Heterocyclic amino acids-based green and sustainable corrosion inhibitors: Adsorption, bonding and corrosion control

The growing interest in green chemistry and sustainable development has led to immense research on biopolymers, plant extracts, polysaccharides, and other synthetic and natural green corrosion protection practices. Notable progress has also been made in using amino acids and their derivatives in corrosion prevention. In addition to being environmentally benign, AAs and their derivatives have the ability to adsorb and form strong chelating complexes with metallic substrates efficiently. Proline, histidine, tryptophan and their derivatives have been widely employed in corrosion prevention due to their capacity to bind to metal surfaces and create chelating complexes. Pristine Pro can form a bidentate chelating complex using -NH2 and -COOH groups. His and Trp can form tridentate chelating complexes with the extra nitrogen atoms of imidazole and indole moieties. Their adsorption primarily followed the Langmuir and Temkin adsorption isotherm, and they function as mixedtype inhibitors.
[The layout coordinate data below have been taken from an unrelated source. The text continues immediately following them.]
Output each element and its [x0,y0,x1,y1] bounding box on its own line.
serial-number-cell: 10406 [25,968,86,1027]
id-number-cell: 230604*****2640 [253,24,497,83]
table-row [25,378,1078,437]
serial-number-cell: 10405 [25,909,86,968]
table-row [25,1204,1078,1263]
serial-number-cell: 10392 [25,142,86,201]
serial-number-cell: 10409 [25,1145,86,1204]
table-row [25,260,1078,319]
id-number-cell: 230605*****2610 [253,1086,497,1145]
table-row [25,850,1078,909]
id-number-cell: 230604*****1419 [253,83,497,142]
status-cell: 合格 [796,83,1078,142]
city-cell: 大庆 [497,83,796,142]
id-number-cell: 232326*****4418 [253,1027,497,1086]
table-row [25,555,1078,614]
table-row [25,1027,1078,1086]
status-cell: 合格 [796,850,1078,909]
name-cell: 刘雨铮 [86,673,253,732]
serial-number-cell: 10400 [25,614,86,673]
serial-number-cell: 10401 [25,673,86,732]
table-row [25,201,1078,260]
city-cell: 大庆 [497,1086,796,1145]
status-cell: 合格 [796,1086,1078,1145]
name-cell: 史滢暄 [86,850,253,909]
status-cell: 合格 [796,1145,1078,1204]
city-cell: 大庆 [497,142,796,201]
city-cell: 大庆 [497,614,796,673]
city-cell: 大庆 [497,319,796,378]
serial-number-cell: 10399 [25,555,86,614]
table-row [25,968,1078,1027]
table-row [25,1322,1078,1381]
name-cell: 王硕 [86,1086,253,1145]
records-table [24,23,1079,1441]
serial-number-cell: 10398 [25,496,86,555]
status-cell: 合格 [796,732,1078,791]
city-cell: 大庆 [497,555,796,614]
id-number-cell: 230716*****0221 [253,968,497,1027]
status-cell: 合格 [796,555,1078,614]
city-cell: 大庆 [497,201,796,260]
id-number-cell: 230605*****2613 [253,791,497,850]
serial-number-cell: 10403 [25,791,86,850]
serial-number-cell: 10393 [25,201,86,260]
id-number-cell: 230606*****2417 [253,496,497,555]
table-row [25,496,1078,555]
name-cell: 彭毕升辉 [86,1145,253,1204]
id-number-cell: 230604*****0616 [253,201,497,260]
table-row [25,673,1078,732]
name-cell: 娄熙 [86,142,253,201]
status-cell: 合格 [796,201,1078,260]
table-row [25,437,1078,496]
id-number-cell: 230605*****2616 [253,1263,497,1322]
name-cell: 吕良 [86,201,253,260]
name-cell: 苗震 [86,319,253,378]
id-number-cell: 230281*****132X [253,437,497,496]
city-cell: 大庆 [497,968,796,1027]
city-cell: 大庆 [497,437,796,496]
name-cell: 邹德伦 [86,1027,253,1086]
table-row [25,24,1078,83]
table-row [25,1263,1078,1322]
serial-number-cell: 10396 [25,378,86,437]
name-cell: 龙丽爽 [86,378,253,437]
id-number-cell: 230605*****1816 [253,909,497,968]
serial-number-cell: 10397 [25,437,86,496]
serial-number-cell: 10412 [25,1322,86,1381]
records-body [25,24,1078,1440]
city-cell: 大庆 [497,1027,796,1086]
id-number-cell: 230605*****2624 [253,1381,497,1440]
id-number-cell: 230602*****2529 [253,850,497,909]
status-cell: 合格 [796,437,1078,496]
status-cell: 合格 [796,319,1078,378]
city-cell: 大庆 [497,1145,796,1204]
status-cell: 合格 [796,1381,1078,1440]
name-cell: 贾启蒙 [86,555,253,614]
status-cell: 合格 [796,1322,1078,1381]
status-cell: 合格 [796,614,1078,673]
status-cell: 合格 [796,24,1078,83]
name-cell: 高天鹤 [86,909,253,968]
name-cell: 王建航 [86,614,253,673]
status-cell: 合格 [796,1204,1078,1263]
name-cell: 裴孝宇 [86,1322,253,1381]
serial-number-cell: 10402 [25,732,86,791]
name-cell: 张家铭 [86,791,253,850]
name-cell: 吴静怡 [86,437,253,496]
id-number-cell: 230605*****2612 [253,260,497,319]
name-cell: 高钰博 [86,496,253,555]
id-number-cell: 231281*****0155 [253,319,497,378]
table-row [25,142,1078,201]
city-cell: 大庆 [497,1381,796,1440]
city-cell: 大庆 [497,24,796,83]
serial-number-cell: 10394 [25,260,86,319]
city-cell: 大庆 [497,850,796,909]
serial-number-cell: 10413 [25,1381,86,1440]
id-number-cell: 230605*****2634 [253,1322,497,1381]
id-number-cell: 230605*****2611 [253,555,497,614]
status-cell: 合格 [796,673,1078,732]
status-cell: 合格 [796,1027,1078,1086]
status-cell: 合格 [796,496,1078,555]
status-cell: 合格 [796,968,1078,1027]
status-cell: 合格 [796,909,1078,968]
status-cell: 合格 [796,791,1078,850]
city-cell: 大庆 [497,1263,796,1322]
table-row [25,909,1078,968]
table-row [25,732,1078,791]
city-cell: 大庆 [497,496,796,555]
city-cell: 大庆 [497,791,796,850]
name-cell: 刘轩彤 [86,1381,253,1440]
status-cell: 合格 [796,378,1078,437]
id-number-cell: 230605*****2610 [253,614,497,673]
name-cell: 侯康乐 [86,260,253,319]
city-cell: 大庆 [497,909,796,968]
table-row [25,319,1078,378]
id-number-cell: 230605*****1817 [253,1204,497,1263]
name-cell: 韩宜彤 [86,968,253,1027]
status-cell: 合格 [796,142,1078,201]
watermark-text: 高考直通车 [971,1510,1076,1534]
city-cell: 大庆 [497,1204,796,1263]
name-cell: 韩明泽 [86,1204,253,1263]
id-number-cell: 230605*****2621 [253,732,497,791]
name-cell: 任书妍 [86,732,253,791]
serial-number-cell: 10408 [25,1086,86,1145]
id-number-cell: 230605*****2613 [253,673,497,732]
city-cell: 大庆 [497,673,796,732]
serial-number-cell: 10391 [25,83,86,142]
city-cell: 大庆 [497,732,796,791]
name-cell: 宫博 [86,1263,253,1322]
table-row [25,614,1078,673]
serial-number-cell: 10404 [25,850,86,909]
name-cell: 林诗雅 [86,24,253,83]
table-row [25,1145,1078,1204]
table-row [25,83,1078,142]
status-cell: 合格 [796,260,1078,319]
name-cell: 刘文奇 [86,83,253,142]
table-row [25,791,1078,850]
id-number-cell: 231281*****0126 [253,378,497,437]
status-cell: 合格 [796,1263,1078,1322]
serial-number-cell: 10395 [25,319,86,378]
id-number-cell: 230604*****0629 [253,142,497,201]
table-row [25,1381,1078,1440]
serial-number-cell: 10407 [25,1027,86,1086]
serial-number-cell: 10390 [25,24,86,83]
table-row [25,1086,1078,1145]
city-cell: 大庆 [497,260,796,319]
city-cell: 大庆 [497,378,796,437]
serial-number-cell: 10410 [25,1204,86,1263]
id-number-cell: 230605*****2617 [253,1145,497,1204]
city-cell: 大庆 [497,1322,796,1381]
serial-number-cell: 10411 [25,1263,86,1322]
Various surface analyses, such as FT-IR, SEM, EDX, and XPS, are extensively used to describe the adsorption mode and corrosion inhibition behavior of heterocycle AA -based inhibitors. GFN-xTB calculations indicate that heterocyclic amino acids adsorb via chemisorption, both with and without synergists. The Pro, His, and Trp's coordination ability is greatly improved using KI, metal ions (Zn2+), surfactants, and thiourea as synergists. The present article describes the adsorption, coordination binding and corrosion inhibition potential of heterocyclic AAs and their derivatives, along with their challenges and opportunities.